Consequently, satisfaction with prostheses is a multifactorial issue that depends on the patient himself and the characteristics of the fitting.
5. Study Limitations
Some limitations should be acknowledged. First, we opted for a monocentric study because of the difficulty of following patients from many centers prospectively.
Secondly because of the small size of our population. We could not follow up with more patients, as many were waiting to be fitted, or could not complete their follow-up during the study period.
6. Conclusion
QOL among lower limb amputees seems to be significantly associated with various factors, including age, amputation level, indication for amputation, time elapsed between amputation and prosthesis fitting, pain levels and functional outcomes.

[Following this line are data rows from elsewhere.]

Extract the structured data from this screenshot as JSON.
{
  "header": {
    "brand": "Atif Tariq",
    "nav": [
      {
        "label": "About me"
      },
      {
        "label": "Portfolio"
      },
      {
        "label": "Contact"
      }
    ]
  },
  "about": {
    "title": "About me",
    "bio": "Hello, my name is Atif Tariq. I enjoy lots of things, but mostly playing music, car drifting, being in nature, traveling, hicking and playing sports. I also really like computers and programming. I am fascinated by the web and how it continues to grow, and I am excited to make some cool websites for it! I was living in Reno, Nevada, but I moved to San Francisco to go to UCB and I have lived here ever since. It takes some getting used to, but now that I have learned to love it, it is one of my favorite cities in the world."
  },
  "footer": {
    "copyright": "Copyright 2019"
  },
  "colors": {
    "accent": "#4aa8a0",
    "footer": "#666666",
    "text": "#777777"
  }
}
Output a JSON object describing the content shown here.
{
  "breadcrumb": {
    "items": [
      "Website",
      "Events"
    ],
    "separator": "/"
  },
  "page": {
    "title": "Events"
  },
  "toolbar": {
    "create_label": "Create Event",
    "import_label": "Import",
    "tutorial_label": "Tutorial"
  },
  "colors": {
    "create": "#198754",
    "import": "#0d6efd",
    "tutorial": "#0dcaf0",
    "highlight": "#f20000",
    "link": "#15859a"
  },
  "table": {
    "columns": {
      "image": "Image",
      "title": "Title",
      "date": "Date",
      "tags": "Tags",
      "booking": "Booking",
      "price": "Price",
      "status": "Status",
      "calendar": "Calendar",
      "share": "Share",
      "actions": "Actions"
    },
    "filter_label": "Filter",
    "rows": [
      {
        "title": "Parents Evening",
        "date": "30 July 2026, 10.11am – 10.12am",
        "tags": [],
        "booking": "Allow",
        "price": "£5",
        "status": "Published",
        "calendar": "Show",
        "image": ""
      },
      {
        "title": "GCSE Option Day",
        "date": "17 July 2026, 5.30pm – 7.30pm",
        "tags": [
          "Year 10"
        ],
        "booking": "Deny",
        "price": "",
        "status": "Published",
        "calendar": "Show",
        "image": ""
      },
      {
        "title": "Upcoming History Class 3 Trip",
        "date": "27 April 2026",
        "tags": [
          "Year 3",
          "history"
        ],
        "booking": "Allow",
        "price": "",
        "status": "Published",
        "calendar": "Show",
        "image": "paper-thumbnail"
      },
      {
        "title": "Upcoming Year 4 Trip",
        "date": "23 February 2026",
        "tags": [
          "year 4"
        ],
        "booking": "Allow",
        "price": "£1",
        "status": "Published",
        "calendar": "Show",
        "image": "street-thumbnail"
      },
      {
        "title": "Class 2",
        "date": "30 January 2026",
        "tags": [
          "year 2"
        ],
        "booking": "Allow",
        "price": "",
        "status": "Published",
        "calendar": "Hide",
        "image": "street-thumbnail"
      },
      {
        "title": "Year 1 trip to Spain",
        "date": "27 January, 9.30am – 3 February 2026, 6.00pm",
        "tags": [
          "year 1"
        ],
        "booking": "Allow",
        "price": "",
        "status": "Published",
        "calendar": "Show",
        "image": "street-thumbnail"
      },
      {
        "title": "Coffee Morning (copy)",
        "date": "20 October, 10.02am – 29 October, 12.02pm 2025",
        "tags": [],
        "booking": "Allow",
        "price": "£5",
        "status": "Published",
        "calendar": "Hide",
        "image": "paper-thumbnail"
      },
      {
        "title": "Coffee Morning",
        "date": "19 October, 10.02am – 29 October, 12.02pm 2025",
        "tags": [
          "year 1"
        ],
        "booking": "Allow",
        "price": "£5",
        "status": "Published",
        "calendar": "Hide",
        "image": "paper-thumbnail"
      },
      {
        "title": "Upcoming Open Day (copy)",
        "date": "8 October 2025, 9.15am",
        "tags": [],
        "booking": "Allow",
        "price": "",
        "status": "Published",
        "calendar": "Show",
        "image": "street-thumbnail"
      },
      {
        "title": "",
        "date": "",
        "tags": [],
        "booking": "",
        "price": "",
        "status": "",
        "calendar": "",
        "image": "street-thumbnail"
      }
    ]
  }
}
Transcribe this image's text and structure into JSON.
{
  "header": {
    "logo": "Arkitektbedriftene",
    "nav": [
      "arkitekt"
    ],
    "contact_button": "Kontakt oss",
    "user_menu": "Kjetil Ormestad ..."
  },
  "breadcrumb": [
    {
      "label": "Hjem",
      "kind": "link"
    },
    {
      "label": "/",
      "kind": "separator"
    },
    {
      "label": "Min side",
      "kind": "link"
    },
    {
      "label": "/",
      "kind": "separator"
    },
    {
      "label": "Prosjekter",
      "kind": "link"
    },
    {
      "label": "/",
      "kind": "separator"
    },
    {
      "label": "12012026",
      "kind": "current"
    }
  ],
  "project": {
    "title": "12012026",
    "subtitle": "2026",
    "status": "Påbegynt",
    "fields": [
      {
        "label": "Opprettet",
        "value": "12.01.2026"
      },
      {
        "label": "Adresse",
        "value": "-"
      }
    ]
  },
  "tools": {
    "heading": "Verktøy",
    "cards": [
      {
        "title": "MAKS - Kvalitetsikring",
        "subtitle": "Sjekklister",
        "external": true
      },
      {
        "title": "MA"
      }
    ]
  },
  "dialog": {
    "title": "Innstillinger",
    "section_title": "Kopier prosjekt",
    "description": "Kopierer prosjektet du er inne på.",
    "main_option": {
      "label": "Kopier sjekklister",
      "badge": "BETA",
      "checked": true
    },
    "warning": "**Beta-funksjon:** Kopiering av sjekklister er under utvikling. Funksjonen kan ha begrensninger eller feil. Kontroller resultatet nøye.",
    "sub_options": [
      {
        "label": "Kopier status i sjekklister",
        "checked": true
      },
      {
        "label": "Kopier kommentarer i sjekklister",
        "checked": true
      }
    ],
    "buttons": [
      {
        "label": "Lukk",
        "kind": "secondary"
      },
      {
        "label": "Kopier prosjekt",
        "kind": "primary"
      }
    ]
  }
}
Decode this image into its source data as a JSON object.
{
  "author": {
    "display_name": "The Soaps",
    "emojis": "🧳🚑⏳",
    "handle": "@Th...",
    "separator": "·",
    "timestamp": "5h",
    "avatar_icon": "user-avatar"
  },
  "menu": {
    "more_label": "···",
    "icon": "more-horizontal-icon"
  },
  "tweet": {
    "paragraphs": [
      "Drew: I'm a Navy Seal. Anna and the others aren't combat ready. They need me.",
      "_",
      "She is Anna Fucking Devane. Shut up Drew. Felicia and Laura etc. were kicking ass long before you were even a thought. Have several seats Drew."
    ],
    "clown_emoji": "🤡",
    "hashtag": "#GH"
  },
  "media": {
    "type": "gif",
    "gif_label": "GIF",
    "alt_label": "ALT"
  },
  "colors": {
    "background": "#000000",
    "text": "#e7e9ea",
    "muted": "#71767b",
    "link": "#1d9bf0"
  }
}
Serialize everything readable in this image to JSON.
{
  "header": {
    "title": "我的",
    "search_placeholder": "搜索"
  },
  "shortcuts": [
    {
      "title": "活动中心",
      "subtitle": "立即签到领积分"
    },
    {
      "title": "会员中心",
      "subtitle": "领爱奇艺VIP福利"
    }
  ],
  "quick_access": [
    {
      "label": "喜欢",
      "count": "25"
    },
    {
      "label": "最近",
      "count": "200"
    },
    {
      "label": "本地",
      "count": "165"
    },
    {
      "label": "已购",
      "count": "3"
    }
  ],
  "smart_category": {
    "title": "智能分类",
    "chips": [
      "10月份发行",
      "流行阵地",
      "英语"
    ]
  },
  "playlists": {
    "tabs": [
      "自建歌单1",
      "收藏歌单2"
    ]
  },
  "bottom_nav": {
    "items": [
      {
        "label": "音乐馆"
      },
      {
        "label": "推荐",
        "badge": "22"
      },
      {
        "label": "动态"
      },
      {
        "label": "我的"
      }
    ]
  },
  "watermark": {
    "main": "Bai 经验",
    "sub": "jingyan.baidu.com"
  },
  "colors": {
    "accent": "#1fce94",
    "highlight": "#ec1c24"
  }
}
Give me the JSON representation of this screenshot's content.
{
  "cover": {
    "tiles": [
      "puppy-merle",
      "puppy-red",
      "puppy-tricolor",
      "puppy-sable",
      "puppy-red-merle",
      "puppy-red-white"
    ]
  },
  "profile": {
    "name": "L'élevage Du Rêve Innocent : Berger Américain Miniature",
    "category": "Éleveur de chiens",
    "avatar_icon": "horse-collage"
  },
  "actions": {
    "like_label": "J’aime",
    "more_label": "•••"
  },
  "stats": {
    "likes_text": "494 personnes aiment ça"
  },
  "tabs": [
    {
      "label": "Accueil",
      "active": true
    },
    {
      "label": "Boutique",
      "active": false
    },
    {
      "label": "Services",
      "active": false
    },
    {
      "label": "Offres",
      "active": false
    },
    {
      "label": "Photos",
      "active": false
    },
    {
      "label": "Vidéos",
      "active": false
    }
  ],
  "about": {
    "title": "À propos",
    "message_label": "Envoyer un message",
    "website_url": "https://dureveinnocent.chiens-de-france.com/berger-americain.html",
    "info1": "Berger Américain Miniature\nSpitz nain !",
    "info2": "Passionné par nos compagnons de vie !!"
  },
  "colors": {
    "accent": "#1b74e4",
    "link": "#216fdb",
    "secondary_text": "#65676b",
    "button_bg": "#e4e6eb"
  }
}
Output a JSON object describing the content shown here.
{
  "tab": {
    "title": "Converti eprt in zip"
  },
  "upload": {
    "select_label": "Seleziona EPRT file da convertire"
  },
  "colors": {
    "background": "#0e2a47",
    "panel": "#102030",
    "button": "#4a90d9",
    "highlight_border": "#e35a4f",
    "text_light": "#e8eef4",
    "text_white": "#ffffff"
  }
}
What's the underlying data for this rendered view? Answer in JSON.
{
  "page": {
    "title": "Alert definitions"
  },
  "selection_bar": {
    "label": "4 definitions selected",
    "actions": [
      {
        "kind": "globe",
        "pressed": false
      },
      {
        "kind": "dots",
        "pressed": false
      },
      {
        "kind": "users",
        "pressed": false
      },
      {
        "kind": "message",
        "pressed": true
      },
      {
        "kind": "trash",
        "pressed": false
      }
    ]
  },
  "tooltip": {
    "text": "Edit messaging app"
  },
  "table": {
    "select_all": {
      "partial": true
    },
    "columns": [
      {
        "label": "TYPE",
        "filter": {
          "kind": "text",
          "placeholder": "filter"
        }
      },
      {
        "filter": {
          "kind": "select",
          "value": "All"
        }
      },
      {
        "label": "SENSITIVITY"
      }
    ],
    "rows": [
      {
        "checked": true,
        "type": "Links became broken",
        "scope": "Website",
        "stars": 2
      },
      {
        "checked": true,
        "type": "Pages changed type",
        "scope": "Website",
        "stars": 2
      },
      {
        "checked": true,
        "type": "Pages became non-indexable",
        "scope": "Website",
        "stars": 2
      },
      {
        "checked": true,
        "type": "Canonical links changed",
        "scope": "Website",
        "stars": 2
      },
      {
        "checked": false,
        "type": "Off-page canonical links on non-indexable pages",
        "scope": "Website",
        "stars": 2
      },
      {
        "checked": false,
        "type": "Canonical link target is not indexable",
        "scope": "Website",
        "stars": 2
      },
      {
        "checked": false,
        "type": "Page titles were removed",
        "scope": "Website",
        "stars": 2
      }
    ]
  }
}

Additionally, a significant connection was identified between satisfaction with the prosthesis and specific socio-demographic characteristics (such as age, socio-economic status, presence of medical history, and urban residence), clinical factors (amputation level, indication, and pain intensity), functional progress, and QOL.
Our study has shown that the acquisition of prostheses is a determining factor in improving lower limb amputees’ quality of life and satisfaction. It is important to carry out other studies, particularly multicenter studies on larger samples, to better identify the associated factors and to improve the quality of care for this type of patient.